Click on one of the images below for more information on that specific tour.
After a long closure due to Covid, Ketcham’s Barn is now open to the public. The hours are 1 p.m. to 4 p.m. on Saturdays.
Please drop by and see our work-in-progress. Volunteers have created a tent front to look like those that were seen throughout the Grove in the late 1800s, complete with artwork by Christine Crozier inside. A Victorian front is now almost complete.
The Barn at Laurel and 17th in Pacific Grove, fondly known as “Ketcham’s Barn,” was built in 1891 by H. C. Ketcham who used it to house animals. Hay and other provisions were brought inside to the loft. A rope and pulley mechanism is still in place.
The property was purchased by the City of Pacific Grove in 1979 and is now leased to the Heritage Society for $1.00 per year. Reconstruction of the barn was completed in 1981, and it now houses a number of local museum articles.
11 Historic Neighborhoods – An assortment of historical homes in the older neighborhoods of Pacific Grove.
The City of Pacific Grove had a very unique origin. It began as a Methodist Christian Seaside Retreat in 1875. It was conceived as a place to worship in a quiet and natural environment. Sections of the City were subdivided into 30′ x 60′ lots to be used as tent sites for seasonal (summertime) visitors.Gradually, permanent tent frames were constructed and eventually many frames were converted to year-round single wall structures.
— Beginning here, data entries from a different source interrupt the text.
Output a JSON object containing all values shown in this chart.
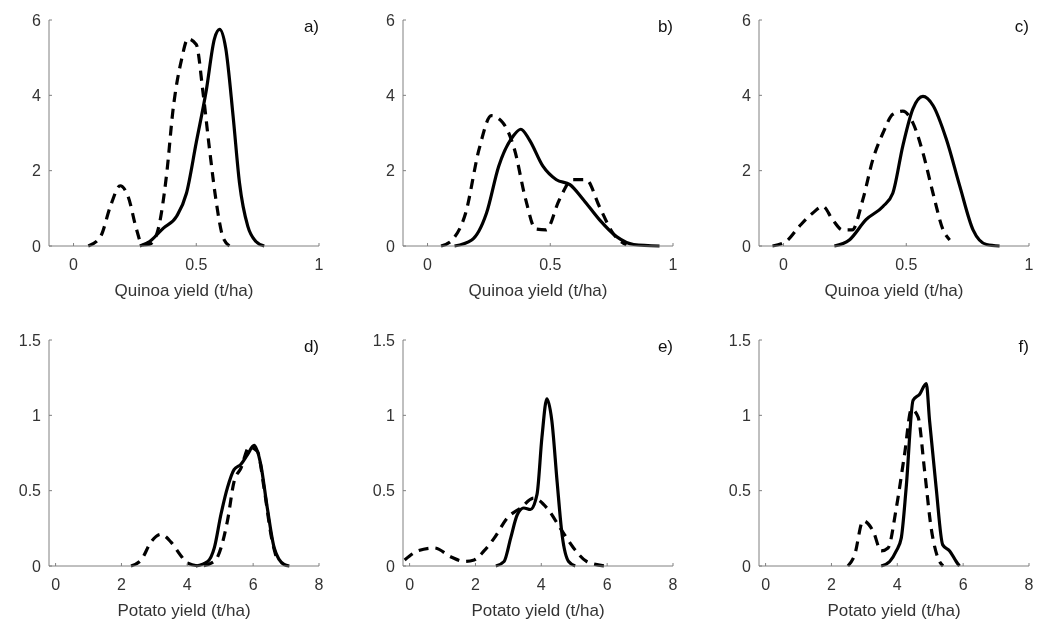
{
  "chart_data": [
    {
      "type": "line",
      "xlabel": "Quinoa yield (t/ha)",
      "annotations": [
        "a)"
      ],
      "xlim": [
        -0.1,
        1
      ],
      "xticks": [
        0,
        0.5,
        1
      ],
      "ylim": [
        0,
        6
      ],
      "yticks": [
        0,
        2,
        4,
        6
      ],
      "series": [
        {
          "color": "#000000",
          "line_style": "solid",
          "x": [
            0.27,
            0.31,
            0.365,
            0.42,
            0.46,
            0.5,
            0.54,
            0.574,
            0.595,
            0.62,
            0.65,
            0.676,
            0.71,
            0.743,
            0.777
          ],
          "values": [
            0,
            0.12,
            0.47,
            0.79,
            1.4,
            2.75,
            4.1,
            5.5,
            5.75,
            5.25,
            3.45,
            1.68,
            0.52,
            0.12,
            0
          ]
        },
        {
          "color": "#000000",
          "line_style": "dashed",
          "x": [
            0.06,
            0.11,
            0.15,
            0.19,
            0.223,
            0.257,
            0.28,
            0.31,
            0.34,
            0.38,
            0.405,
            0.44,
            0.466,
            0.5,
            0.527,
            0.554,
            0.58,
            0.608,
            0.635
          ],
          "values": [
            0,
            0.25,
            1.05,
            1.6,
            1.3,
            0.43,
            0.03,
            0.05,
            0.34,
            1.95,
            3.6,
            4.95,
            5.5,
            5.35,
            4.1,
            2.57,
            1.23,
            0.25,
            0
          ]
        }
      ]
    },
    {
      "type": "line",
      "xlabel": "Quinoa yield (t/ha)",
      "annotations": [
        "b)"
      ],
      "xlim": [
        -0.1,
        1
      ],
      "xticks": [
        0,
        0.5,
        1
      ],
      "ylim": [
        0,
        6
      ],
      "yticks": [
        0,
        2,
        4,
        6
      ],
      "series": [
        {
          "color": "#000000",
          "line_style": "solid",
          "x": [
            0.11,
            0.18,
            0.24,
            0.29,
            0.35,
            0.38,
            0.415,
            0.47,
            0.525,
            0.58,
            0.635,
            0.7,
            0.77,
            0.84,
            0.945
          ],
          "values": [
            0,
            0.16,
            0.87,
            2.12,
            2.93,
            3.1,
            2.82,
            2.12,
            1.76,
            1.63,
            1.23,
            0.7,
            0.25,
            0.04,
            0
          ]
        },
        {
          "color": "#000000",
          "line_style": "dashed",
          "x": [
            0.055,
            0.1,
            0.155,
            0.21,
            0.26,
            0.306,
            0.354,
            0.4,
            0.44,
            0.483,
            0.537,
            0.59,
            0.646,
            0.7,
            0.755,
            0.81
          ],
          "values": [
            0,
            0.16,
            0.87,
            2.57,
            3.46,
            3.28,
            2.57,
            1.23,
            0.45,
            0.43,
            1.23,
            1.76,
            1.76,
            1.05,
            0.34,
            0.03
          ]
        }
      ]
    },
    {
      "type": "line",
      "xlabel": "Quinoa yield (t/ha)",
      "annotations": [
        "c)"
      ],
      "xlim": [
        -0.1,
        1
      ],
      "xticks": [
        0,
        0.5,
        1
      ],
      "ylim": [
        0,
        6
      ],
      "yticks": [
        0,
        2,
        4,
        6
      ],
      "series": [
        {
          "color": "#000000",
          "line_style": "solid",
          "x": [
            0.207,
            0.268,
            0.336,
            0.405,
            0.445,
            0.486,
            0.527,
            0.568,
            0.609,
            0.663,
            0.718,
            0.772,
            0.827,
            0.88
          ],
          "values": [
            0,
            0.16,
            0.7,
            1.05,
            1.4,
            2.66,
            3.64,
            3.97,
            3.73,
            2.84,
            1.59,
            0.43,
            0.04,
            0
          ]
        },
        {
          "color": "#000000",
          "line_style": "dashed",
          "x": [
            -0.045,
            0.01,
            0.064,
            0.118,
            0.16,
            0.2,
            0.24,
            0.28,
            0.323,
            0.364,
            0.405,
            0.446,
            0.486,
            0.527,
            0.568,
            0.609,
            0.65,
            0.677
          ],
          "values": [
            0,
            0.12,
            0.52,
            0.87,
            1.05,
            0.7,
            0.43,
            0.43,
            1.23,
            2.3,
            3.0,
            3.5,
            3.58,
            3.27,
            2.47,
            1.4,
            0.43,
            0.16
          ]
        }
      ]
    },
    {
      "type": "line",
      "xlabel": "Potato yield (t/ha)",
      "annotations": [
        "d)"
      ],
      "xlim": [
        -0.2,
        8
      ],
      "xticks": [
        0,
        2,
        4,
        6,
        8
      ],
      "ylim": [
        0,
        1.5
      ],
      "yticks": [
        0,
        0.5,
        1,
        1.5
      ],
      "series": [
        {
          "color": "#000000",
          "line_style": "solid",
          "x": [
            4.26,
            4.62,
            4.82,
            5.02,
            5.22,
            5.42,
            5.63,
            5.83,
            6.03,
            6.23,
            6.43,
            6.64,
            6.94,
            7.1
          ],
          "values": [
            0,
            0.03,
            0.12,
            0.34,
            0.52,
            0.64,
            0.675,
            0.74,
            0.8,
            0.675,
            0.385,
            0.12,
            0.01,
            0
          ]
        },
        {
          "color": "#000000",
          "line_style": "dashed",
          "x": [
            2.29,
            2.6,
            2.9,
            3.2,
            3.5,
            3.8,
            4.0,
            4.41,
            4.82,
            5.22,
            5.42,
            5.63,
            5.88,
            6.13,
            6.33,
            6.54,
            6.74
          ],
          "values": [
            0,
            0.04,
            0.16,
            0.21,
            0.16,
            0.07,
            0.02,
            0,
            0.03,
            0.3,
            0.56,
            0.65,
            0.79,
            0.76,
            0.52,
            0.21,
            0.03
          ]
        }
      ]
    },
    {
      "type": "line",
      "xlabel": "Potato yield (t/ha)",
      "annotations": [
        "e)"
      ],
      "xlim": [
        -0.2,
        8
      ],
      "xticks": [
        0,
        2,
        4,
        6,
        8
      ],
      "ylim": [
        0,
        1.5
      ],
      "yticks": [
        0,
        0.5,
        1,
        1.5
      ],
      "series": [
        {
          "color": "#000000",
          "line_style": "solid",
          "x": [
            2.62,
            2.87,
            3.07,
            3.27,
            3.47,
            3.67,
            3.87,
            4.02,
            4.17,
            4.32,
            4.48,
            4.63,
            4.83,
            5.03
          ],
          "values": [
            0,
            0.03,
            0.185,
            0.34,
            0.385,
            0.375,
            0.475,
            0.855,
            1.11,
            0.965,
            0.56,
            0.21,
            0.03,
            0
          ]
        },
        {
          "color": "#000000",
          "line_style": "dashed",
          "x": [
            -0.15,
            0.25,
            0.75,
            1.26,
            1.66,
            1.96,
            2.26,
            2.57,
            2.97,
            3.37,
            3.77,
            4.17,
            4.58,
            4.98,
            5.38,
            5.94
          ],
          "values": [
            0.04,
            0.1,
            0.12,
            0.06,
            0.03,
            0.04,
            0.1,
            0.185,
            0.32,
            0.385,
            0.45,
            0.385,
            0.25,
            0.12,
            0.03,
            0
          ]
        }
      ]
    },
    {
      "type": "line",
      "xlabel": "Potato yield (t/ha)",
      "annotations": [
        "f)"
      ],
      "xlim": [
        -0.2,
        8
      ],
      "xticks": [
        0,
        2,
        4,
        6,
        8
      ],
      "ylim": [
        0,
        1.5
      ],
      "yticks": [
        0,
        0.5,
        1,
        1.5
      ],
      "series": [
        {
          "color": "#000000",
          "line_style": "solid",
          "x": [
            3.51,
            3.77,
            3.97,
            4.12,
            4.27,
            4.48,
            4.68,
            4.88,
            4.98,
            5.18,
            5.38,
            5.59,
            5.79,
            5.89
          ],
          "values": [
            0,
            0.03,
            0.1,
            0.185,
            0.52,
            1.1,
            1.14,
            1.21,
            0.965,
            0.52,
            0.14,
            0.1,
            0.03,
            0
          ]
        },
        {
          "color": "#000000",
          "line_style": "dashed",
          "x": [
            2.5,
            2.7,
            2.96,
            3.27,
            3.51,
            3.72,
            3.97,
            4.22,
            4.43,
            4.63,
            4.83,
            5.03,
            5.24,
            5.39
          ],
          "values": [
            0,
            0.07,
            0.3,
            0.23,
            0.1,
            0.12,
            0.385,
            0.74,
            1.04,
            0.99,
            0.63,
            0.25,
            0.05,
            0
          ]
        }
      ]
    }
  ]
}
A few people began staying in the campground over the winter and built the first homes, usually modest board and batten structures. With this, a handful of shops were soon constructed for these new residents.
Pacific Grove was incorporated in 1889 and over the next few decades many other neighborhoods were added to the original retreat and the Victorian homes that came to define Pacific Grove’s residential character were built.
These neighborhood tours highlight a fairly wide variety of housing styles, from the original tent cabins to grand structures on the National Historic Register. The tour takes place all within the boundaries of the Retreat and offers the walker ample opportunity to view Monterey Bay and to stop for refreshments along the way.
This is an easy walk that showcases many of the eclectic building styles that the City of Pacific Grove is noted for. The walk begins at the Pacific Grove Natural History Museum (usually parking spots are available nearby) at the corner of Forest Avenue and Central Avenue and ends at beautiful Jewell Park at the corner of Forest Avenue and Central.
Take your time, take pictures and enjoy the scenery!